Tackling the housing and cost of living crisis
A new year brings the same challenges for renters in Bristol. If you are one of the 130,000 plus people who rent their home in our city, you will know just how expensive it has become. In Bristol, renters typically spend over a third of their take-home pay on rent. Accompanied with sky-rocketing energy bills, extortionate childcare costs, and real-terms pay cuts, thousands of people here are struggling to make ends meet.
This clearly needs to change. Our administration is working to tackle all aspects of the national cost of living crisis, from introducing Welcoming Spaces where people can access support and keep warm during winter to pushing the Government for a sustainable childcare plan, and working to make Bristol a place where everyone earns at least the real Living Wage. For more information visit bristol.gov.uk/costofliving
Addressing Bristol’s housing crisis, including the cost of renting, remains one of our top priorities. Unaffordable rents are in part driven by a chronic shortage of housing – it’s one of the reasons why I was proud to announce that 2,563 homes were built in Bristol last year, far surpassing our ambitious target of 2,000 new homes, and with 90% built on previously developed land. Of these 2,563 new homes, 474 new affordable homes were built: the most in any of the twelve years since Labour was last in government.

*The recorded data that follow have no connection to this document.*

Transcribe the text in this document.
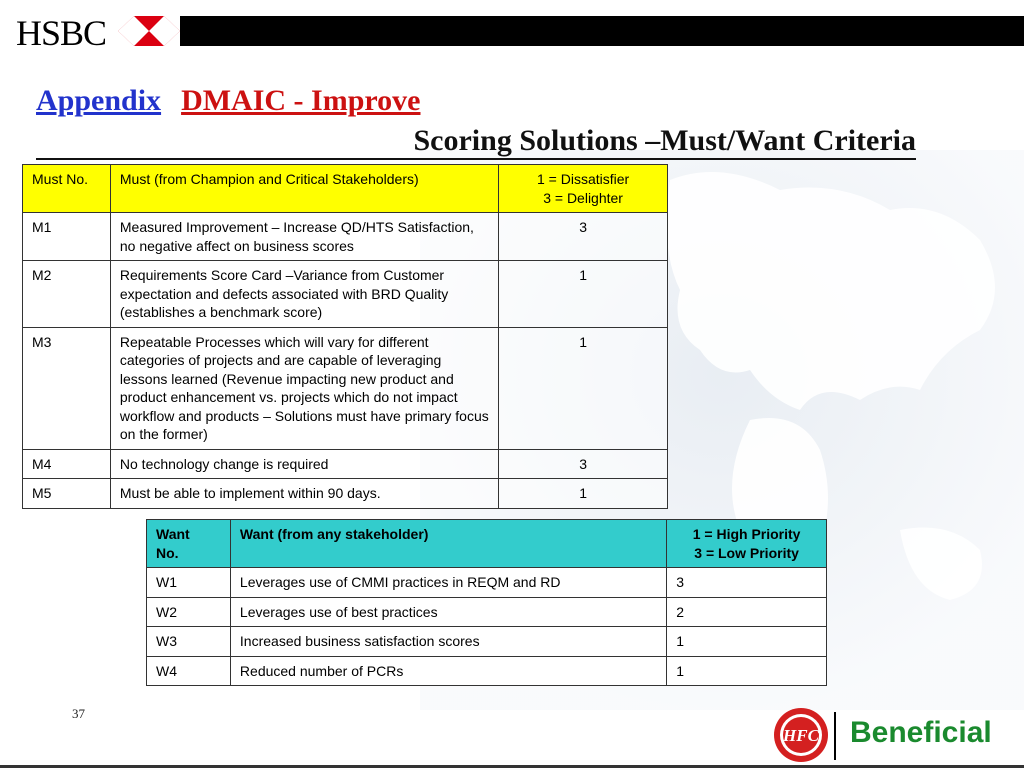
HSBC
Appendix DMAIC - Improve
Scoring Solutions –Must/Want Criteria
Must No.	Must (from Champion and Critical Stakeholders)	1 = Dissatisfier
3 = Delighter
M1	Measured Improvement – Increase QD/HTS Satisfaction, no negative affect on business scores	3
M2	Requirements Score Card –Variance from Customer expectation and defects associated with BRD Quality (establishes a benchmark score)	1
M3	Repeatable Processes which will vary for different categories of projects and are capable of leveraging lessons learned (Revenue impacting new product and product enhancement vs. projects which do not impact workflow and products – Solutions must have primary focus on the former)	1
M4	No technology change is required	3
M5	Must be able to implement within 90 days.	1
Want
No.	Want (from any stakeholder)	1 = High Priority
3 = Low Priority
W1	Leverages use of CMMI practices in REQM and RD	3
W2	Leverages use of best practices	2
W3	Increased business satisfaction scores	1
W4	Reduced number of PCRs	1
37
HFC Beneficial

This January, we’ve built on our work by asking councillors to commit to implement the findings of the One City Living Rent Commission. We set this commission up last year to look at how we could make renting in Bristol more affordable. Should it recommend a form of rent control (which would give us the ability to cap how much rent is allowed to rise by each year), we will put our full weight behind making that a reality. Nationally, I have also been working with former Prime Minister Gordon Brown on proposals, recently announced by the Labour Party, to devolve much more power to councils and communities.

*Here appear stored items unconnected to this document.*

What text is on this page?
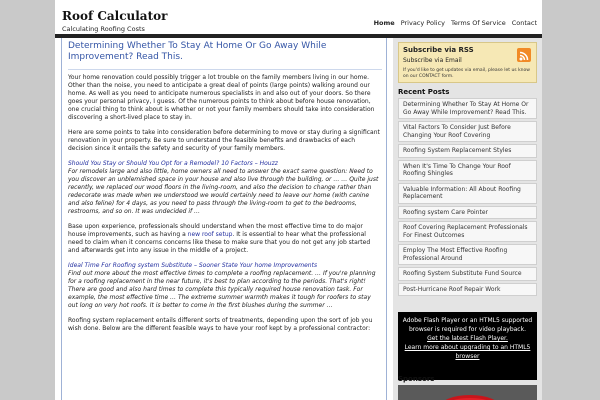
Roof Calculator
Calculating Roofing Costs
Home Privacy Policy Terms Of Service Contact
Determining Whether To Stay At Home Or Go Away While Improvement? Read This.

Your home renovation could possibly trigger a lot trouble on the family members living in our home. Other than the noise, you need to anticipate a great deal of points (large points) walking around our home. As well as you need to anticipate numerous specialists in and also out of your doors. So there goes your personal privacy, I guess. Of the numerous points to think about before house renovation, one crucial thing to think about is whether or not your family members should take into consideration discovering a short-lived place to stay in.

Here are some points to take into consideration before determining to move or stay during a significant renovation in your property. Be sure to understand the feasible benefits and drawbacks of each decision since it entails the safety and security of your family members.

Should You Stay or Should You Opt for a Remodel? 10 Factors – Houzz
For remodels large and also little, home owners all need to answer the exact same question: Need to you discover an unblemished space in your house and also live through the building, or … … Quite just recently, we replaced our wood floors in the living-room, and also the decision to change rather than redecorate was made when we understood we would certainly need to leave our home (with canine and also feline) for 4 days, as you need to pass through the living-room to get to the bedrooms, restrooms, and so on. It was undecided if …

Base upon experience, professionals should understand when the most effective time to do major house improvements, such as having a new roof setup. It is essential to hear what the professional need to claim when it concerns concerns like these to make sure that you do not get any job started and afterwards get into any issue in the middle of a project.

Ideal Time For Roofing system Substitute – Sooner State Your home Improvements
Find out more about the most effective times to complete a roofing replacement. … If you're planning for a roofing replacement in the near future, it's best to plan according to the periods. That's right! There are good and also hard times to complete this typically required house renovation task. For example, the most effective time … The extreme summer warmth makes it tough for roofers to stay out long on very hot roofs. It is better to come in the first blushes during the summer …

Roofing system replacement entails different sorts of treatments, depending upon the sort of job you wish done. Below are the different feasible ways to have your roof kept by a professional contractor:

Subscribe via RSS
Subscribe via Email
If you'd like to get updates via email, please let us know on our CONTACT form.
Recent Posts
Determining Whether To Stay At Home Or Go Away While Improvement? Read This.
Vital Factors To Consider Just Before Changing Your Roof Covering
Roofing System Replacement Styles
When It's Time To Change Your Roof Roofing Shingles
Valuable Information: All About Roofing Replacement
Roofing system Care Pointer
Roof Covering Replacement Professionals For Finest Outcomes
Employ The Most Effective Roofing Professional Around
Roofing System Substitute Fund Source
Post-Hurricane Roof Repair Work
Adobe Flash Player or an HTML5 supported browser is required for video playback.
Get the latest Flash Player.
Learn more about upgrading to an HTML5 browser
Sponsors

Councillor Tom Renhard, my cabinet housing lead, has brought a motion to council with provisions for the more immediate term. It will allow us to extend our crackdown on rogue landlords and letting agents by fining ones handing out illegal fees, have council officers look at ways to end the practice of ‘bidding wars’ between prospective tenants which price out the poorest, and commit the council to opposing the planned expansion of Right to Buy to include even more social housing.
If the commission recommends a form of rent control, our Labour administration will take it forward as another potential tool to help fix the broken private rental market in Bristol. We will continue to make the case for new powers, while building enough homes to ensure everyone can have a good-quality roof over their head.